Has Science Found A Cure For Gambling Addiction?

Recent research conducted by a team of scientists at Kyoto University in Japan has shed light on the neural roots of gambling addiction. By implanting chips into the brains of macaque monkeys, the researchers were able to manipulate specific brain regions and observe changes in risk-taking behaviour.

Japanese macaques, the subjects of this research, have been found to be natural risk-takers. In a video game task, they consistently opt for high-risk, high-reward scenarios. This inherent inclination towards risk-taking behaviour makes them ideal subjects for studying the neural underpinnings of gambling addiction.

The researchers began their investigation by training the macaque monkeys to look at different coloured spots on a screen to receive a water reward. Some spots offered a small reward 90 percent of the time, while others presented a larger reward but with only a 10 percent chance of payout. Despite the lower probability of success, the monkeys consistently chose the high-risk, high-reward spots, mirroring the behaviour of human gamblers.

To identify the specific brain regions responsible for this risk-reward calculation, the researchers selectively activated different parts of the monkey’s frontal lobe. They discovered that activating one particular region encouraged the monkeys to pursue larger rewards with a lower likelihood of success. On the other hand, activating another region led the monkeys to settle for smaller, more certain rewards. This finding suggests that different parts of the frontal lobe play distinct roles in decision-making processes.

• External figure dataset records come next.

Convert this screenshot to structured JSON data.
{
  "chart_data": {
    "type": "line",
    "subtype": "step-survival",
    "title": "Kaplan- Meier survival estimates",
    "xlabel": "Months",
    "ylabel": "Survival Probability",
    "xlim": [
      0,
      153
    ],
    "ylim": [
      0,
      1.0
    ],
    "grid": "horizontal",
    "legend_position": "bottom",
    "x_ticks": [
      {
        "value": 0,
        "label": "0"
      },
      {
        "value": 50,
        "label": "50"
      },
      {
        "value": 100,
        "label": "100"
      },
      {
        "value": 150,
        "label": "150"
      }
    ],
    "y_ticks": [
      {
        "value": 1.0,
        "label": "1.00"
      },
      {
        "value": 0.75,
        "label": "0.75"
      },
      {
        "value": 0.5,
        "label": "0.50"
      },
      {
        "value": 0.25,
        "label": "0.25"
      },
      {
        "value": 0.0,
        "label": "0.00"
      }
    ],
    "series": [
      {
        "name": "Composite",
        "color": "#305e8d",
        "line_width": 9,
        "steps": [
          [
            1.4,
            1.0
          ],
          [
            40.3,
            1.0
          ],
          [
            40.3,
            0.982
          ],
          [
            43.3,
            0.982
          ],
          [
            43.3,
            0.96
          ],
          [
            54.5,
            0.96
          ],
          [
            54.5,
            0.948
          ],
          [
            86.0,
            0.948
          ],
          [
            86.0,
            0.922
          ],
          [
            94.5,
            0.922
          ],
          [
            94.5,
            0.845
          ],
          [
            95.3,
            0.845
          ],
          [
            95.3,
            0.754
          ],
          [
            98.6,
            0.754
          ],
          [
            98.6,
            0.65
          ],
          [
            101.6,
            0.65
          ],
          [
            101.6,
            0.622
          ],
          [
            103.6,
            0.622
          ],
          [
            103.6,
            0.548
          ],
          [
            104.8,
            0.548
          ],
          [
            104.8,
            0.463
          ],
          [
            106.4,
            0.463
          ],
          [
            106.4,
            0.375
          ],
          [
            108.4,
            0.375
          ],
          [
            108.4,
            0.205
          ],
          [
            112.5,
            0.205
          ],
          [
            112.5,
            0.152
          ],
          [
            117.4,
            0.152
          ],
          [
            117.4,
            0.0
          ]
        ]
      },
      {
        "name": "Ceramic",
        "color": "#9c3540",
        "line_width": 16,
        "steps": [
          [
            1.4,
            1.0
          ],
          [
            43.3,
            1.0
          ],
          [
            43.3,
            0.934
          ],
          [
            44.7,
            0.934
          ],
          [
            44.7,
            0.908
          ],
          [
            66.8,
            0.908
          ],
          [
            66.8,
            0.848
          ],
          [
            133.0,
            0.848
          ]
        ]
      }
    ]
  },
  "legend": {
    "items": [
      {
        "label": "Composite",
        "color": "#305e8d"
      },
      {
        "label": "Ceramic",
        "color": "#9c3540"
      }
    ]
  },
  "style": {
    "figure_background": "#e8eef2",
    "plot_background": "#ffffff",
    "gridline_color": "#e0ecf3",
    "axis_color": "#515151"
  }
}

Further investigation revealed that the crucial brain region involved in risk-reward calculations is Brodmann area 6, a part of the frontal lobe associated with planning complex movements. In humans, the frontal lobe is responsible for personality, planning, organizing, and goal-oriented behaviour. The macaque frontal lobe is believed to play a similar role in the animal’s behaviour, as suggested by past research.

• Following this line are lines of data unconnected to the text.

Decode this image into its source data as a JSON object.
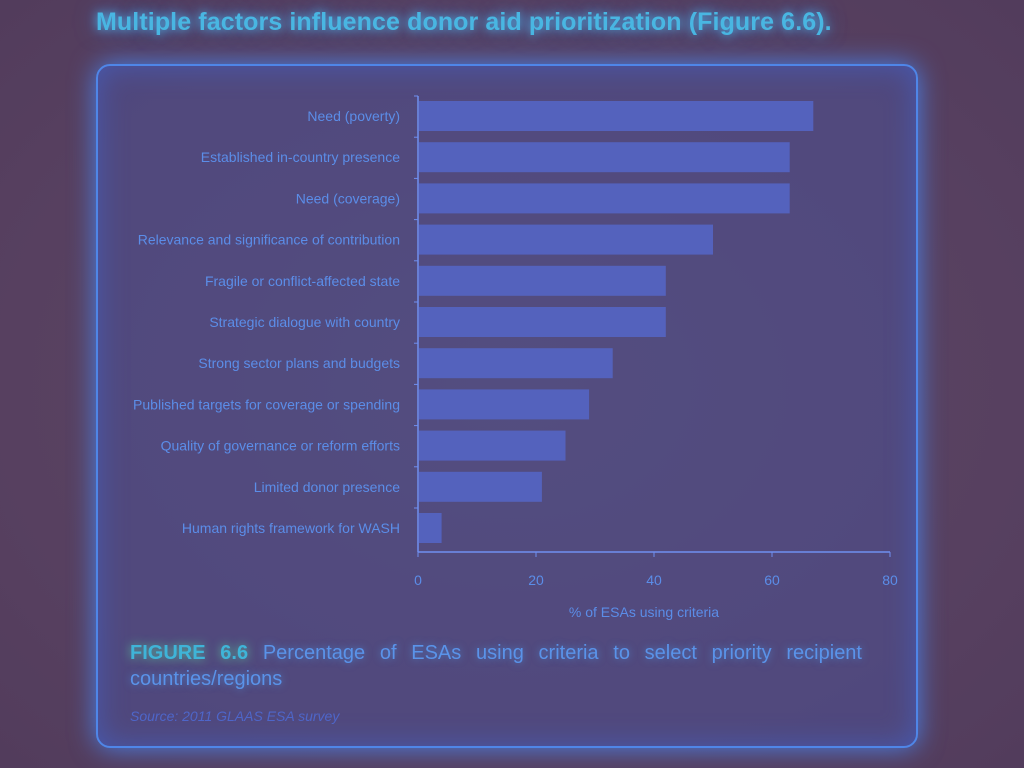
{
  "headline": "Multiple factors influence donor aid prioritization (Figure 6.6).",
  "caption": {
    "figure_label": "FIGURE 6.6",
    "text": "Percentage of ESAs using criteria to select priority recipient countries/regions"
  },
  "source": "Source: 2011 GLAAS ESA survey",
  "colors": {
    "bar": "#5566c8",
    "axis": "#6f8ff0",
    "label": "#5b8de8"
  },
  "chart_data": {
    "type": "bar",
    "orientation": "horizontal",
    "categories": [
      "Need (poverty)",
      "Established in-country presence",
      "Need (coverage)",
      "Relevance and significance of contribution",
      "Fragile or conflict-affected state",
      "Strategic dialogue with country",
      "Strong sector plans and budgets",
      "Published targets for coverage or spending",
      "Quality of governance or reform efforts",
      "Limited donor presence",
      "Human rights framework for WASH"
    ],
    "values": [
      67,
      63,
      63,
      50,
      42,
      42,
      33,
      29,
      25,
      21,
      4
    ],
    "xlabel": "% of ESAs using criteria",
    "ylabel": "",
    "xlim": [
      0,
      80
    ],
    "xticks": [
      0,
      20,
      40,
      60,
      80
    ],
    "grid": false
  }
}
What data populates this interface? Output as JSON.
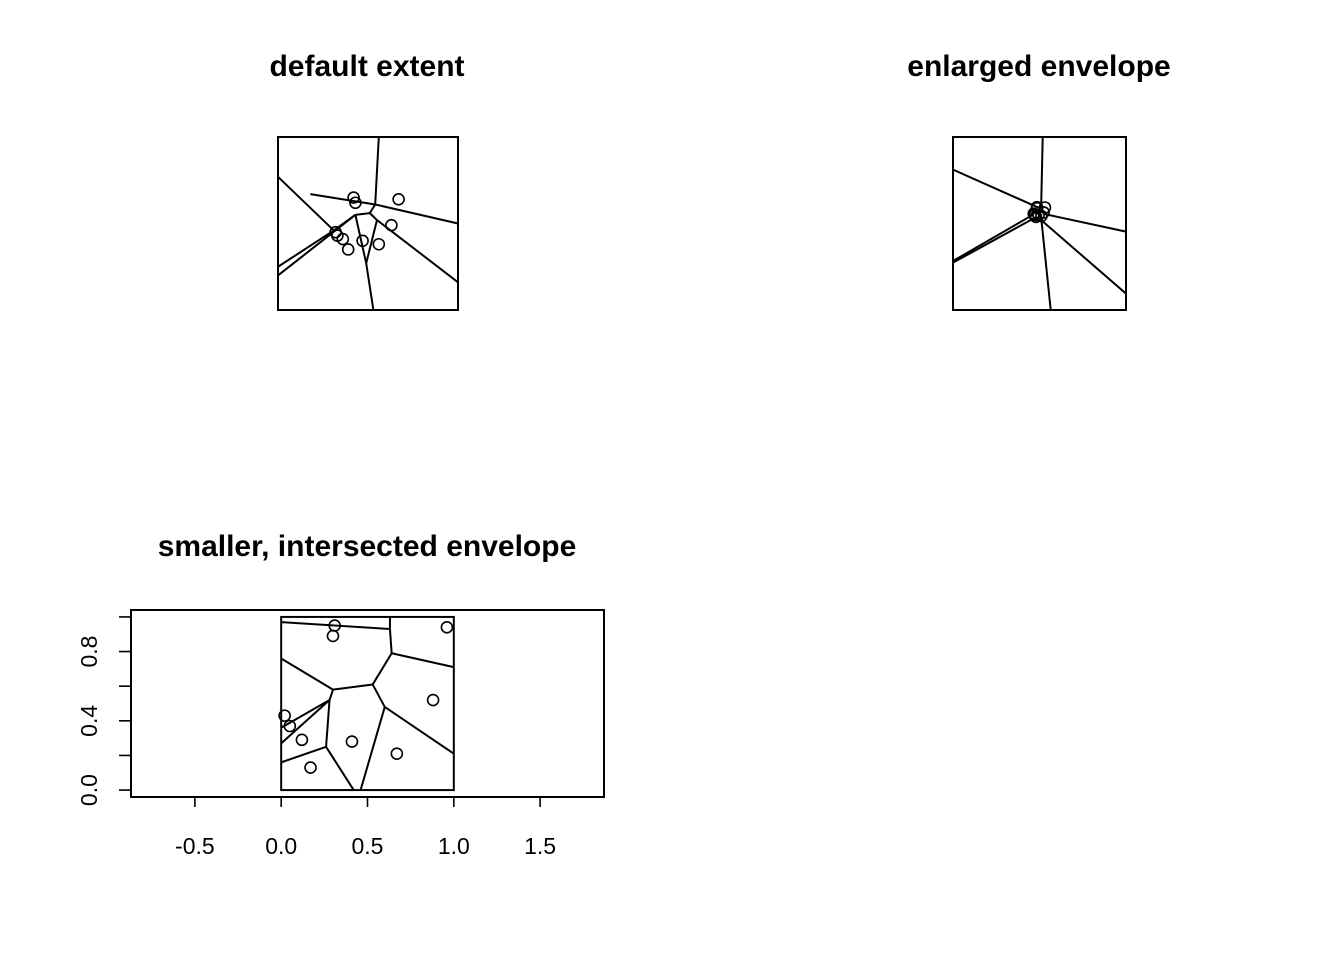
{
  "chart_data": [
    {
      "type": "scatter",
      "panel": "default",
      "title": "default extent",
      "axes_drawn": false,
      "xlim": [
        0,
        1
      ],
      "ylim": [
        0,
        1
      ],
      "frame": [
        0,
        1,
        0,
        1
      ],
      "points": {
        "x": [
          0.42,
          0.43,
          0.67,
          0.32,
          0.33,
          0.36,
          0.39,
          0.47,
          0.56,
          0.63
        ],
        "y": [
          0.65,
          0.62,
          0.64,
          0.45,
          0.43,
          0.41,
          0.35,
          0.4,
          0.38,
          0.49
        ]
      },
      "segments": [
        [
          [
            0.56,
            1.0
          ],
          [
            0.54,
            0.61
          ]
        ],
        [
          [
            0.18,
            0.67
          ],
          [
            0.54,
            0.61
          ]
        ],
        [
          [
            0.54,
            0.61
          ],
          [
            0.51,
            0.56
          ]
        ],
        [
          [
            0.51,
            0.56
          ],
          [
            0.43,
            0.55
          ]
        ],
        [
          [
            0.43,
            0.55
          ],
          [
            0.31,
            0.46
          ]
        ],
        [
          [
            0.31,
            0.46
          ],
          [
            0.0,
            0.25
          ]
        ],
        [
          [
            0.0,
            0.77
          ],
          [
            0.31,
            0.46
          ]
        ],
        [
          [
            0.43,
            0.55
          ],
          [
            0.0,
            0.2
          ]
        ],
        [
          [
            0.51,
            0.56
          ],
          [
            0.55,
            0.52
          ]
        ],
        [
          [
            0.55,
            0.52
          ],
          [
            0.49,
            0.27
          ]
        ],
        [
          [
            0.49,
            0.27
          ],
          [
            0.53,
            0.0
          ]
        ],
        [
          [
            0.49,
            0.27
          ],
          [
            0.43,
            0.55
          ]
        ],
        [
          [
            0.55,
            0.52
          ],
          [
            1.0,
            0.16
          ]
        ],
        [
          [
            0.54,
            0.61
          ],
          [
            1.0,
            0.5
          ]
        ]
      ]
    },
    {
      "type": "scatter",
      "panel": "enlarged",
      "title": "enlarged envelope",
      "axes_drawn": false,
      "xlim": [
        -2.2,
        3.2
      ],
      "ylim": [
        -2.5,
        2.8
      ],
      "frame": [
        -2.2,
        3.2,
        -2.5,
        2.8
      ],
      "points": {
        "x": [
          0.42,
          0.43,
          0.67,
          0.32,
          0.33,
          0.36,
          0.39,
          0.47,
          0.56,
          0.63
        ],
        "y": [
          0.65,
          0.62,
          0.64,
          0.45,
          0.43,
          0.41,
          0.35,
          0.4,
          0.38,
          0.49
        ]
      },
      "segments": [
        [
          [
            0.6,
            2.8
          ],
          [
            0.55,
            0.6
          ]
        ],
        [
          [
            0.55,
            0.6
          ],
          [
            -2.2,
            1.8
          ]
        ],
        [
          [
            0.3,
            0.42
          ],
          [
            -2.2,
            -1.0
          ]
        ],
        [
          [
            0.4,
            0.35
          ],
          [
            -2.2,
            -1.05
          ]
        ],
        [
          [
            0.6,
            0.45
          ],
          [
            3.2,
            -0.1
          ]
        ],
        [
          [
            0.5,
            0.3
          ],
          [
            3.2,
            -2.0
          ]
        ],
        [
          [
            0.55,
            0.35
          ],
          [
            0.85,
            -2.5
          ]
        ]
      ]
    },
    {
      "type": "scatter",
      "panel": "intersected",
      "title": "smaller, intersected envelope",
      "axes_drawn": true,
      "xlim": [
        -0.87,
        1.87
      ],
      "ylim": [
        -0.04,
        1.04
      ],
      "xticks": [
        -0.5,
        0.0,
        0.5,
        1.0,
        1.5
      ],
      "xtick_labels": [
        "-0.5",
        "0.0",
        "0.5",
        "1.0",
        "1.5"
      ],
      "yticks": [
        0.0,
        0.2,
        0.4,
        0.6,
        0.8,
        1.0
      ],
      "ytick_labels": [
        "0.0",
        "",
        "0.4",
        "",
        "0.8",
        ""
      ],
      "frame": [
        0.0,
        1.0,
        0.0,
        1.0
      ],
      "points": {
        "x": [
          0.31,
          0.3,
          0.96,
          0.02,
          0.05,
          0.12,
          0.17,
          0.41,
          0.67,
          0.88
        ],
        "y": [
          0.95,
          0.89,
          0.94,
          0.43,
          0.37,
          0.29,
          0.13,
          0.28,
          0.21,
          0.52
        ]
      },
      "segments": [
        [
          [
            0.0,
            0.97
          ],
          [
            0.63,
            0.93
          ]
        ],
        [
          [
            0.63,
            0.93
          ],
          [
            0.63,
            1.0
          ]
        ],
        [
          [
            0.63,
            0.93
          ],
          [
            0.64,
            0.79
          ]
        ],
        [
          [
            0.64,
            0.79
          ],
          [
            1.0,
            0.71
          ]
        ],
        [
          [
            0.64,
            0.79
          ],
          [
            0.53,
            0.61
          ]
        ],
        [
          [
            0.53,
            0.61
          ],
          [
            0.3,
            0.58
          ]
        ],
        [
          [
            0.3,
            0.58
          ],
          [
            0.0,
            0.76
          ]
        ],
        [
          [
            0.3,
            0.58
          ],
          [
            0.28,
            0.52
          ]
        ],
        [
          [
            0.28,
            0.52
          ],
          [
            0.0,
            0.36
          ]
        ],
        [
          [
            0.28,
            0.52
          ],
          [
            0.0,
            0.27
          ]
        ],
        [
          [
            0.28,
            0.52
          ],
          [
            0.26,
            0.25
          ]
        ],
        [
          [
            0.26,
            0.25
          ],
          [
            0.0,
            0.16
          ]
        ],
        [
          [
            0.26,
            0.25
          ],
          [
            0.42,
            0.0
          ]
        ],
        [
          [
            0.53,
            0.61
          ],
          [
            0.6,
            0.48
          ]
        ],
        [
          [
            0.6,
            0.48
          ],
          [
            0.46,
            0.0
          ]
        ],
        [
          [
            0.6,
            0.48
          ],
          [
            1.0,
            0.21
          ]
        ]
      ]
    }
  ]
}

In their study, the researchers aimed to determine whether targeting Brodmann area 6 could modulate the monkeys’ gambling tendencies. Through local gene editing, they made the neurons in this brain region light-sensitive, enabling them to activate the neurons using red light. An electrode array was implanted over the modified brain region, allowing the researchers to both record electrical activity and stimulate the neurons with red light.

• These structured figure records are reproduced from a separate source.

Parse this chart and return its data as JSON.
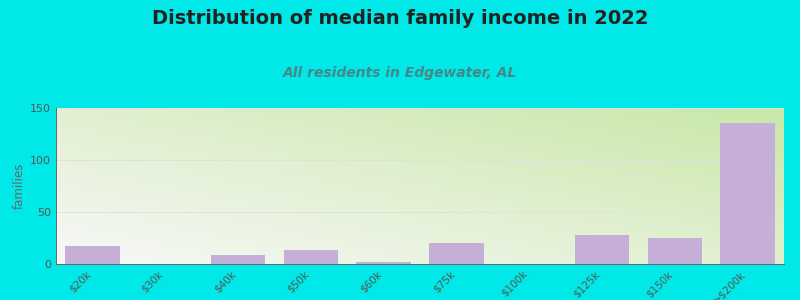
{
  "title": "Distribution of median family income in 2022",
  "subtitle": "All residents in Edgewater, AL",
  "categories": [
    "$20k",
    "$30k",
    "$40k",
    "$50k",
    "$60k",
    "$75k",
    "$100k",
    "$125k",
    "$150k",
    ">$200k"
  ],
  "values": [
    17,
    0,
    9,
    13,
    2,
    20,
    0,
    28,
    25,
    136
  ],
  "bar_color": "#c5afd6",
  "bar_edgecolor": "#c5afd6",
  "background_color": "#00e8e8",
  "plot_bg_gradient_start": "#c8e8a8",
  "plot_bg_gradient_end": "#f8f8f8",
  "title_fontsize": 14,
  "subtitle_fontsize": 10,
  "ylabel": "families",
  "ylim": [
    0,
    150
  ],
  "yticks": [
    0,
    50,
    100,
    150
  ],
  "title_color": "#222222",
  "subtitle_color": "#448888",
  "axis_color": "#666666",
  "tick_label_color": "#555555",
  "grid_color": "#e0e0e0"
}
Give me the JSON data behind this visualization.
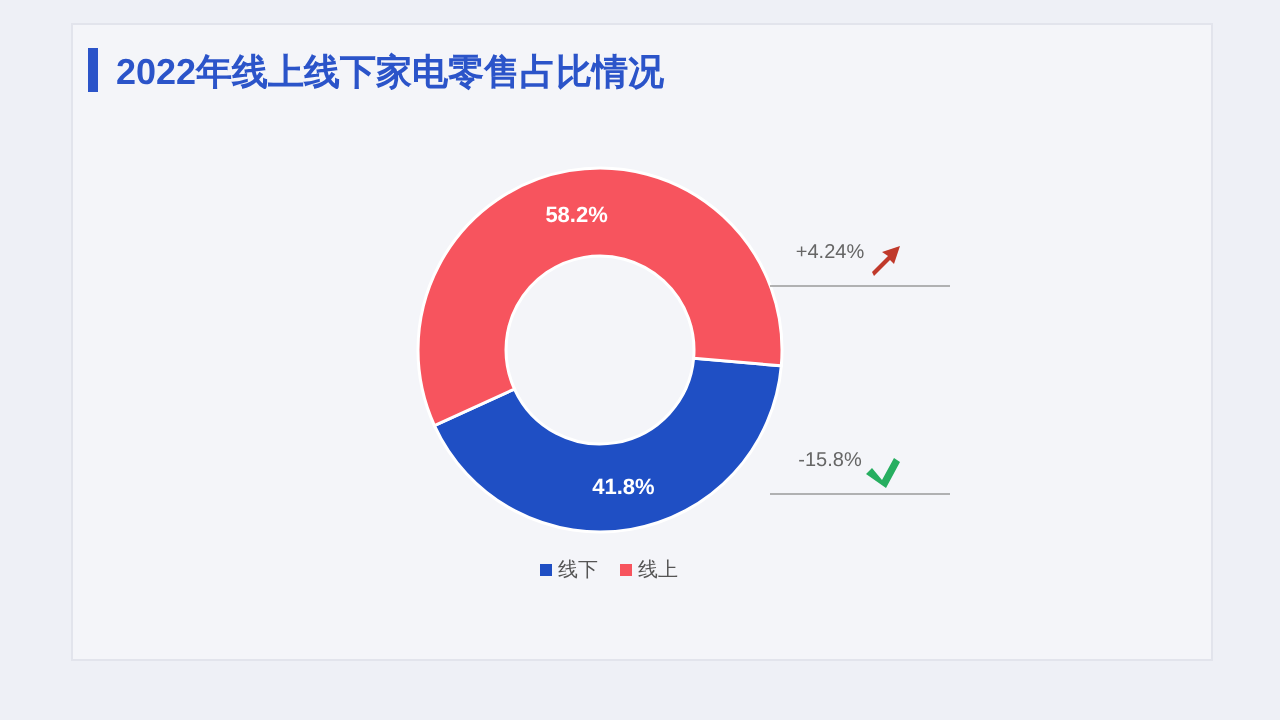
{
  "chart_data": {
    "type": "donut",
    "title": "2022年线上线下家电零售占比情况",
    "categories": [
      "线下",
      "线上"
    ],
    "values": [
      41.8,
      58.2
    ],
    "colors": [
      "#1f4fc4",
      "#f7545e"
    ],
    "value_labels": [
      "41.8%",
      "58.2%"
    ],
    "legend": "bottom",
    "annotations": [
      "+4.24%",
      "-15.8%"
    ]
  }
}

To evaluate the impact of manipulating Brodmann area 6 on gambling behaviour, the monkeys were introduced to a new video game that simulated the risk-reward scenarios from the initial training. The game presented the monkeys with a choice between a safe path, offering a single banana, and a dangerous path, promising a whole bunch of bananas. By controlling their gaze on the screen, the monkeys could navigate through the game.

When the bottom part of Brodmann area 6 was illuminated and activated, the monkeys exhibited a heightened inclination towards risk, frequently choosing the dangerous path with the potential for a greater reward. Conversely, when the top part of the same brain region was activated, the monkeys became more cautious, consistently opting for the safer path with a smaller payoff. This push-pull mechanism within Brodmann area 6 demonstrates its role in regulating risk-taking behaviour.

The researchers also explored the involvement of dopamine, a chemical messenger associated with reward and positive feelings, in the risk-reward balance. Neurons extending from Brodmann area 6 carry dopamine to the ventral tegmental area (VTA), a region linked to addictive behaviours in humans. Intriguingly, cell staining of the monkeys’ brains revealed that the majority of light-sensitive neurons were dopamine-producing neurons.

These findings suggest that dopamine plays a significant role in modulating risk and reward. The delicate balance of dopamine activity in the brain may contribute to the development of gambling addiction. This connection between dopamine and addictive behaviours is further supported by the observation that the Parkinson’s disease drug pramipexole, which promotes dopamine release, has been associated with an increased risk of gambling disorders.

The study’s results indicate that different parts of Brodmann area 6 might encode risk-return computations in distinct ways. The interconnectedness and competition between these neighbouring brain regions contribute to the regulation of risk attitudes. Future research is necessary to ascertain whether these findings are applicable to individuals with gambling addictions. However, the study provides a promising foundation for understanding the neural mechanisms underlying gambling disorders in humans.

Understanding the neural roots of gambling addiction opens up opportunities for the development of effective intervention strategies. By targeting the specific brain regions involved in risk-reward computations, it may be possible to modulate an individual’s risk-taking behaviour. Further research could explore non-invasive methods such as transcranial magnetic stimulation or neurofeedback to influence these brain regions without invasive procedures.